I agree with your point -- carriage Return character (^M) does not cause duplicate indexing
Duplicate event index seems to be related to something else.
I found the error on forwarder's splunkd.log
11-13-2014 10:51:01.063 -0500 INFO WatchedFile - Checksum for seekptr didn't match, will re-read entire file='/local/0/lns/home/prod/log/jobs.log'.
11-13-2014 10:51:01.063 -0500 INFO WatchedFile - Will begin reading at offset=0 for file='/local/0/lns/home/prod/log/jobs.log'.
So I tried to modify inputs.conf as below but the issue of duplicate events still persist. Do you have any insight?
[monitor:///local/0/lns/home/prod/log/jobs.log]
host = nylnslxprd01
sourcetype = app_log
index = rsch_app
crcSalt=
followTail = 1
It sure looks like the problem I expected is happening. "seekptr didn't match" means one of two things:
Given that it's an XML file, 2 is by far the most probable as described above.
Log file is rotated so that's why the checksum is not the same.
Any reason using the attribute crcSalt is not working ???
[monitor:///local/0/lns/home/prod/log/jobs.log]
sourcetype = app_log
index = rsch_app
crcSalt=<SOURCE>
followTail = 1
Thanks again for the information. I think it's number 2 -- the file bytes are being changed after they are written.

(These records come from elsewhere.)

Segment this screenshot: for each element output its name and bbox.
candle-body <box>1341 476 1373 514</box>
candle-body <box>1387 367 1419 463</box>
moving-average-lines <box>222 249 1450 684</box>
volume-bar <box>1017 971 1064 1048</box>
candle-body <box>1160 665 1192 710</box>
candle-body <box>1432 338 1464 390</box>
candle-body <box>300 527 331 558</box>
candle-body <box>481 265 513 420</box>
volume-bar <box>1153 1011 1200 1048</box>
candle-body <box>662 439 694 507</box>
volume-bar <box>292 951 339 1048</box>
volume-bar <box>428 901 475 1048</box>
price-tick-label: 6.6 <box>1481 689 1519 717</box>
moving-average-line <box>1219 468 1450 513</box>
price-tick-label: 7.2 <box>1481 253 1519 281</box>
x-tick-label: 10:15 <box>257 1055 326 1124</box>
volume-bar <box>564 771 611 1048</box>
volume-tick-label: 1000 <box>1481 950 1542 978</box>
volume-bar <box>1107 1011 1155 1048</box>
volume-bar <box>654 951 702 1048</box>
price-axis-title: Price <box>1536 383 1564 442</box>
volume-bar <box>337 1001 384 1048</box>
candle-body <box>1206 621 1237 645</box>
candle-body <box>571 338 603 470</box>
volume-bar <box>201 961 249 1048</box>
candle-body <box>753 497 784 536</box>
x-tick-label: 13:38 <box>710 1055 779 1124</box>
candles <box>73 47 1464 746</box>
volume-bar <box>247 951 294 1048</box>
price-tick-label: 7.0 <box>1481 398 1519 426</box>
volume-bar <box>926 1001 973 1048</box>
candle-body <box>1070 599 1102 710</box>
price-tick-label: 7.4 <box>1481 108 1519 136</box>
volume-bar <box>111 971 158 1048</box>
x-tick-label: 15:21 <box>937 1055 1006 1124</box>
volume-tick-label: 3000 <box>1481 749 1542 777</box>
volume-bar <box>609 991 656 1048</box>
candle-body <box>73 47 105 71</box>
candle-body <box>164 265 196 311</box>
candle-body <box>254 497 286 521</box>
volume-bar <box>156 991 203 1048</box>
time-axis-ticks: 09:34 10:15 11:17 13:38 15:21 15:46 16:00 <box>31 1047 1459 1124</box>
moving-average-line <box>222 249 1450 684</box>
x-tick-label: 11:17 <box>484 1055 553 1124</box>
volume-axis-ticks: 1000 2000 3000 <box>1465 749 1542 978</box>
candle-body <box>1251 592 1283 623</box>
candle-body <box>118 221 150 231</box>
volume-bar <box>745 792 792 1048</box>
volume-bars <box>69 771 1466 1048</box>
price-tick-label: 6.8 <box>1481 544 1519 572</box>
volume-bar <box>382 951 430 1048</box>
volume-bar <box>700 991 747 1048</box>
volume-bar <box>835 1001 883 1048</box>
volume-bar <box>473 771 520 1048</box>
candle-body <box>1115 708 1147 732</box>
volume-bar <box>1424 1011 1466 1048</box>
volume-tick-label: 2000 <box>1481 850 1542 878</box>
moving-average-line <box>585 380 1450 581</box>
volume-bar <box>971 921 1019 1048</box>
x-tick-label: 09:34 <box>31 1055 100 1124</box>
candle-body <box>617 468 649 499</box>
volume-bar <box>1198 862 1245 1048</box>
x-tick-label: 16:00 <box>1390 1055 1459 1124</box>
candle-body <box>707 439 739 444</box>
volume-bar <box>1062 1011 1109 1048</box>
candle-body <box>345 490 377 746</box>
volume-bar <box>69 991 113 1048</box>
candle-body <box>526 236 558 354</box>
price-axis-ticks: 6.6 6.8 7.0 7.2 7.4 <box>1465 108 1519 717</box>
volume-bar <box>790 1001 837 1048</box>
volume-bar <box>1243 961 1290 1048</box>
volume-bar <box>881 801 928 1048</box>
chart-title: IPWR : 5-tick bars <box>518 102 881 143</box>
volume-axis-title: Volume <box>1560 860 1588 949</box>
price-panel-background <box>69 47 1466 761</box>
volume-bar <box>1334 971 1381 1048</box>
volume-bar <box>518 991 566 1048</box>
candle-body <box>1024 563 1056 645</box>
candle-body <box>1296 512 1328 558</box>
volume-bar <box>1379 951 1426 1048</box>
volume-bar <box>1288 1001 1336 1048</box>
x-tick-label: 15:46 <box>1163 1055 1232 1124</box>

The log file is updated frequently roughly 20 events per second.
Is that the root cause?
If the answer is yes, any remedy?
2014-11-20 11:44:59,029
2014-11-20 11:44:59,065
2014-11-20 11:44:59,070
2014-11-20 11:44:59,071
2014-11-20 11:44:59,377
2014-11-20 11:44:59,396
2014-11-20 11:44:59,396
2014-11-20 11:44:59,543
2014-11-20 11:44:59,573
2014-11-20 11:44:59,578
2014-11-20 11:44:59,578
2014-11-20 11:44:59,886
Here sis the stanza defined in props.conf on the indexer
[app_log]
TZ = 'America/New_York'
NO_BINARY_CHECK = 1
pulldown_type = 1
BREAK_ONLY_BEFORE = \d{4}-\d{2}-\d{2}\s\d{2}:\d{2}:\d{2},\d{3}
TIME_FORMAT = %Y-%m-%d %H:%M:%S
As an aside, I usually see the ^M character show up in files written by Windows systems and transferred to Unix. I get rid of those characters using a dos2unix command (i.e. dos2unix ctrlmfile newfile). Is it possible to do that before you index the file?
If not, if you are planning to discard the events with ^M characters totally, then you'll need to employ a props.conf/transforms.conf config change to route these items to nullQueue. See the following answer which may help guide you.
http://answers.splunk.com/answers/108326/regex-and-nullqueue-problem.html
Indeed, tossing the "header" lines is a reasonable thing to do.
Heh, I wasn't even paying attention to what the example data was. Yeah, you probably don't want to remove that line totally. A SEDCMD regex could be used to zap the ^M characters without burning the whole line from the event. But, your other answer below looks like a good route to explore first.
The main thrust is that the ^M characters are probably gone before you can try to zap them.